En écoutant, en cultivant et partageant les trésors d’humanité que l’histoire, presque par inadvertance, a bien voulu laisser sur place ; en coordonnant les échelons administratifs complexes et les volontés parfois surprenantes, en transmettant en somme la mémoire d’un peuple sur un terrain matériellement toujours précaire, La Guilde est au cœur de sa vocation culturelle.

Prenons maintenant un peu de recul et considérons notre belle planète dans son ensemble matériel et culturel – est-on plus précis ? A l’Ouest, nous avons des gens riches ; ils ont pour but principal la prospérité avec, pour jouir toujours plus loin et plus longtemps de cette dernière, les conquêtes spatiales, minières ou biotechnologiques.
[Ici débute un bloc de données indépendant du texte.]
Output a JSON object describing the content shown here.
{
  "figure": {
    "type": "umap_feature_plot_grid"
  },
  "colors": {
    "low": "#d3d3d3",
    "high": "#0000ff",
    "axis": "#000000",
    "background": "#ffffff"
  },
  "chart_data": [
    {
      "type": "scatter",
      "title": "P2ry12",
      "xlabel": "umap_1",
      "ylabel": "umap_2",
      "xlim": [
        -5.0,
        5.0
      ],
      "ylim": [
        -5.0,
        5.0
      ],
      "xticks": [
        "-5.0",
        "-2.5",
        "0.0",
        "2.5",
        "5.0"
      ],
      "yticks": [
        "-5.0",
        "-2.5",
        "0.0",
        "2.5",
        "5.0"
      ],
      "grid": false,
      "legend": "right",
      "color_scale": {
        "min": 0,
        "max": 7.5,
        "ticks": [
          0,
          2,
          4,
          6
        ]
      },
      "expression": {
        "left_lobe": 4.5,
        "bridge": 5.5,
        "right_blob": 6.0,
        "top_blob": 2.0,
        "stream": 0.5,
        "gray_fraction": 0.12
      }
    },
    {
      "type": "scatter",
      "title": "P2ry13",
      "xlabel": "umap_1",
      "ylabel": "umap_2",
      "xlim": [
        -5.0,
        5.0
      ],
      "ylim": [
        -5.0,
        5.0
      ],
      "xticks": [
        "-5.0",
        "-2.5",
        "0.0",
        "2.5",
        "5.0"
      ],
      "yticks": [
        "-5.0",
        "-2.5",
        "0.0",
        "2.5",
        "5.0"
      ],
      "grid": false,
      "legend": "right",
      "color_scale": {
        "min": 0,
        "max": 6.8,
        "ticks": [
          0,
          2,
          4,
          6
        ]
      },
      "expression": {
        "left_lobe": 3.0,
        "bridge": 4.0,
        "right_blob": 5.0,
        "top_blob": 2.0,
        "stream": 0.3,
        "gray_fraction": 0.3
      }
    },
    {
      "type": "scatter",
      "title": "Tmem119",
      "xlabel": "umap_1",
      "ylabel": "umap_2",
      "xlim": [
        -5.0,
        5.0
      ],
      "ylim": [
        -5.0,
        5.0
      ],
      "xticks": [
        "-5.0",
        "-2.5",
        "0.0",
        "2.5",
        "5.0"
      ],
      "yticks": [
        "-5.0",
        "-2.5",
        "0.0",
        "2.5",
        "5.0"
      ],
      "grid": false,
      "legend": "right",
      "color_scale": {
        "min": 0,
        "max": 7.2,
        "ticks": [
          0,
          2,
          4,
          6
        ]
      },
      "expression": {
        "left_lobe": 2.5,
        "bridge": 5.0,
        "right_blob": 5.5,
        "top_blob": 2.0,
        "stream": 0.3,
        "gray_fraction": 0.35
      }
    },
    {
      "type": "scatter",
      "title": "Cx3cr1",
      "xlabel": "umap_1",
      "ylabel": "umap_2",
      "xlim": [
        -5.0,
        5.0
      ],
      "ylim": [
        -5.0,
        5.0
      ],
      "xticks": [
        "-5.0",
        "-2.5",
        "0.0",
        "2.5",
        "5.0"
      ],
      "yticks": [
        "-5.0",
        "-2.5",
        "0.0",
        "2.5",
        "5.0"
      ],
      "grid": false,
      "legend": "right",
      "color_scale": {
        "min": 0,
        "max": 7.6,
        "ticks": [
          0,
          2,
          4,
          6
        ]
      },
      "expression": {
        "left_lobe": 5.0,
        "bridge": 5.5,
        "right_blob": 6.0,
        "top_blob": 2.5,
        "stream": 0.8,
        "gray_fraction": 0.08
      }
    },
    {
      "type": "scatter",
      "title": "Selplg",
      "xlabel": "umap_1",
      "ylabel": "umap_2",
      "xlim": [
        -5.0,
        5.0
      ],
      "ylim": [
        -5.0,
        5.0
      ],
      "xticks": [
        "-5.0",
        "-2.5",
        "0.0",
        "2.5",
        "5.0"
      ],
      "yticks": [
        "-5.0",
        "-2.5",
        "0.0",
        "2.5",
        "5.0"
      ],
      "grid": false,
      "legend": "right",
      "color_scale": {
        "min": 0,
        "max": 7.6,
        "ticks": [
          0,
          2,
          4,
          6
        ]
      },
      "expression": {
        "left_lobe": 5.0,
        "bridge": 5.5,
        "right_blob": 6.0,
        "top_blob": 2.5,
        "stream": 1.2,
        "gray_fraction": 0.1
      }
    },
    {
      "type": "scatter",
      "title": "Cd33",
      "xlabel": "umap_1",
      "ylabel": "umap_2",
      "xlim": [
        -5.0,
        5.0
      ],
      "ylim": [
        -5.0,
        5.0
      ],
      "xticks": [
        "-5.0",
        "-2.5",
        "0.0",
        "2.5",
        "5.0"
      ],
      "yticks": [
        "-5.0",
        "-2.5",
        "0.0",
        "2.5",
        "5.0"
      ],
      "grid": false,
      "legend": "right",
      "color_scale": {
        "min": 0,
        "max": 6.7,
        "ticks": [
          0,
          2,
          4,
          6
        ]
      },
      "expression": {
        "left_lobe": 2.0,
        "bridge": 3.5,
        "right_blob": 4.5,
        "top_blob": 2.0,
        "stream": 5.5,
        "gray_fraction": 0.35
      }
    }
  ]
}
Ces hommes veulent être augmentés, prolongés voire immortels, refusant que quelque chose leur soit refusé.

Par pure logique, La Guilde se rue donc aujourd’hui vers l’Est. Vers l’Est où les civilisations ont été les plus meurtries et où il y a tant d’espoir à entretenir en ce début de XXIème siècle. Ce bon sens nous pousse en Ukraine, en Syrie, au Liban, en Irak et en Afghanistan où les hommes, loin de leurs frères occidentaux perclus de richesses, veulent être seulement humains et magnifiquement vivants en maintenant leurs beautés culturelles au milieu des cendres. Cite-t-on souvent Aragon ?« Comme si ce n’était pas assez merveilleux, que le ciel un moment nous ait paru si tendre. »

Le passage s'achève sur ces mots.